Bitcoin [BTC] Price Analysis: Bulls claim back territory in a long, dreaded bear market
The cryptocurrency market had been in the bear’s reign for long enough to make the market vermillion, however, the end of the week got great joy as the coins soared and rode a bullish high. Bitcoin [BTC], which had been falling for the longest time, also noted a significant growth.
At the time of press, the Bitcoin was valued at $3,647.67, with a market cap of $63.9 billion. The coin registered a 24-hour trade volume of $6.4 billion while registering a growth of 5.28% over the week. The coin has been falling by 0.48% over the past day and continued to fall by 0.19% over the past hour.
Source: Trading view
According to BTC’s one-hour chart, the coin reported a downtrend from $3,428.41 to $3,366.96, followed by an uptrend from $3,356.22 to $3,586.67. The coin drew resistance at $3,648.85 and a support at $3,585.60.
Bollinger Bands appear to be converging, decreasing market volatility. The moving average line is over the candles, indicating a bearish trend.
Awesome Oscillator also indicated a weakened bearish momentum.
Chaikin Money Flow, on the other hand, indicates a bullish market as the marker line is above the zero-mark.
Source: Trading view
According to the one-day chart of the coin, a downtrend is traced from $6,188 to $3,195.71, after which an uptrend was noted from $3,194.99 to $3,358.99. The coin marked an immediate resistance at $4,040.98 and another resistance at $4,075.33. The coin observed strong support at $3,358.99 and another resistance at $3,184.28.

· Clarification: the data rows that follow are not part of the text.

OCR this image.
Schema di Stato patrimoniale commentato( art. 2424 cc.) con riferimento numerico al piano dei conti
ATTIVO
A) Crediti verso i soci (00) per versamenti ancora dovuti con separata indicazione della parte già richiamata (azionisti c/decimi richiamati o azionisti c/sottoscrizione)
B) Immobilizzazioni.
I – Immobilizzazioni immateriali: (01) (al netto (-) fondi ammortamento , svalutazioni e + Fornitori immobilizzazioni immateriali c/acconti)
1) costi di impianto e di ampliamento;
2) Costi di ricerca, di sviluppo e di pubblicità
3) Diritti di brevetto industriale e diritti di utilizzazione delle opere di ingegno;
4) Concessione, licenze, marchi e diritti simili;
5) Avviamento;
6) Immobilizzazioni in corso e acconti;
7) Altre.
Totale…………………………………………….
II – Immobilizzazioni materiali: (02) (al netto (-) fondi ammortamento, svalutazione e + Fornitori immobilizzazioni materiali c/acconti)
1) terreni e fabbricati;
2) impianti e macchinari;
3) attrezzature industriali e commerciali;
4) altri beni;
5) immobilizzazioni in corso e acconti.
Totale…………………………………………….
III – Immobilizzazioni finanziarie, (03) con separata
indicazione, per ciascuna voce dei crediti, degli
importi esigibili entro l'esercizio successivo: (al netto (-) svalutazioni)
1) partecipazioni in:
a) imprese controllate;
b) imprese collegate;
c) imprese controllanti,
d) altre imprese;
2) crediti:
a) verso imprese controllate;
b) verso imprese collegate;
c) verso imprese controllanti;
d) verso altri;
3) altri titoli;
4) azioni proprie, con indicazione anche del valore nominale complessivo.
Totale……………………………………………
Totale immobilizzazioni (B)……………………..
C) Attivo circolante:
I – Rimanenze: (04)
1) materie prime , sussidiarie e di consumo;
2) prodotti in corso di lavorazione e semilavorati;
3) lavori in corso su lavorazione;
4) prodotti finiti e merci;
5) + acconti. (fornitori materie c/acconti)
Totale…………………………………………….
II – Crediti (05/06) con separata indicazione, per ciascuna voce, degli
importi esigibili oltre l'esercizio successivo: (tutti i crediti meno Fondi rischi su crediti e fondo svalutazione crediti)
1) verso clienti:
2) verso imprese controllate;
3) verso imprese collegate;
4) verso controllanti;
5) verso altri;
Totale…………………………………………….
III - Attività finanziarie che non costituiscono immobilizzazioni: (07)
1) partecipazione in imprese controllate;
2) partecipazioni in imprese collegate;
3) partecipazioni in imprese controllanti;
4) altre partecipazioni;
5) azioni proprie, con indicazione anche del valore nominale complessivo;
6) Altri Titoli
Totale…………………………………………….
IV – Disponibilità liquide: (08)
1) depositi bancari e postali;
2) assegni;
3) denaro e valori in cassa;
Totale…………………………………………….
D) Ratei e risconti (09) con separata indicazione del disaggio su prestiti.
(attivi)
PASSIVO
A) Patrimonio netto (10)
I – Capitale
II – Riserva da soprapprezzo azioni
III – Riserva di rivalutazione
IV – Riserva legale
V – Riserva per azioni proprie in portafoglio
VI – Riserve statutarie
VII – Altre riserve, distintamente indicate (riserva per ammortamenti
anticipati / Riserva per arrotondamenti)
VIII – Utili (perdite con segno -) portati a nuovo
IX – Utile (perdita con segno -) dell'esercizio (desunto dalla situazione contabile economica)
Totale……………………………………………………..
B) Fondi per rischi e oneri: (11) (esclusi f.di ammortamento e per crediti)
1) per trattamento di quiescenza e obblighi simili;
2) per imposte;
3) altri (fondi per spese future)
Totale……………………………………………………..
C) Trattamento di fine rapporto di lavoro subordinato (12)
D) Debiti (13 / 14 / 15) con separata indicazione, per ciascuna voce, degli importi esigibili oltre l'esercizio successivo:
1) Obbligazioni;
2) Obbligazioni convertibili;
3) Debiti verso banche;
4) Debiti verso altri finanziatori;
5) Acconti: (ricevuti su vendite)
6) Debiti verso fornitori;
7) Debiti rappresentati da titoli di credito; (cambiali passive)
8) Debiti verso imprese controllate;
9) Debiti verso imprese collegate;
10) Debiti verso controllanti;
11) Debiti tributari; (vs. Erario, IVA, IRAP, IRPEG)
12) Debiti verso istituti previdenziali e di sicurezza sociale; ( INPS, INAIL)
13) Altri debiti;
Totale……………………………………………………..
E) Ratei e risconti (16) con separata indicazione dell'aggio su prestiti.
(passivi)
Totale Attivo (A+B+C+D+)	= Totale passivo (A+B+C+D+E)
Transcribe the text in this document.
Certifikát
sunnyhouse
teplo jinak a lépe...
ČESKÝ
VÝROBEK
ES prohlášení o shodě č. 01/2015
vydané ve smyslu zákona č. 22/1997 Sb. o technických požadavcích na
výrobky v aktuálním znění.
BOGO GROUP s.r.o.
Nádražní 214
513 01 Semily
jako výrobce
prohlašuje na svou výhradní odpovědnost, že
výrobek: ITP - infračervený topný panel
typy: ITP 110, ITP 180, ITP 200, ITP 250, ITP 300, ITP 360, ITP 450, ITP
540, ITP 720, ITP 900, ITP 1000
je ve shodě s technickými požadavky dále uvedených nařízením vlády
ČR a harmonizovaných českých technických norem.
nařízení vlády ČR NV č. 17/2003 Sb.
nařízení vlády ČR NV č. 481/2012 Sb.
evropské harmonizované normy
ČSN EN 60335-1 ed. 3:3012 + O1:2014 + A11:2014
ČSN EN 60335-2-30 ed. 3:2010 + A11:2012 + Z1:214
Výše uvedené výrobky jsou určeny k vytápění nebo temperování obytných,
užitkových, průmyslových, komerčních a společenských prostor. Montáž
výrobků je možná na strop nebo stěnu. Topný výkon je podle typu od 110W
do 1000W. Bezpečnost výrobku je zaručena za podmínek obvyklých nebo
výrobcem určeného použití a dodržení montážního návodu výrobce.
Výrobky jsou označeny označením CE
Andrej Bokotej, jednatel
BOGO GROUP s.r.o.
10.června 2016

Parabolic SAR points towards a bullish trend as the markers have aligned themselves under the candles.
MACD line is over the signal line, marking a bullish trend.
Relative Strength Index indicates that the buying and the selling pressures are evening each other out.
As per a majority of the indicators, Chaikin Money Flow, Parabolic SAR, and MACD, a bullish market is forecast. However, Bollinger Bands and Awesome Oscillator are predicting a bearish market taking over.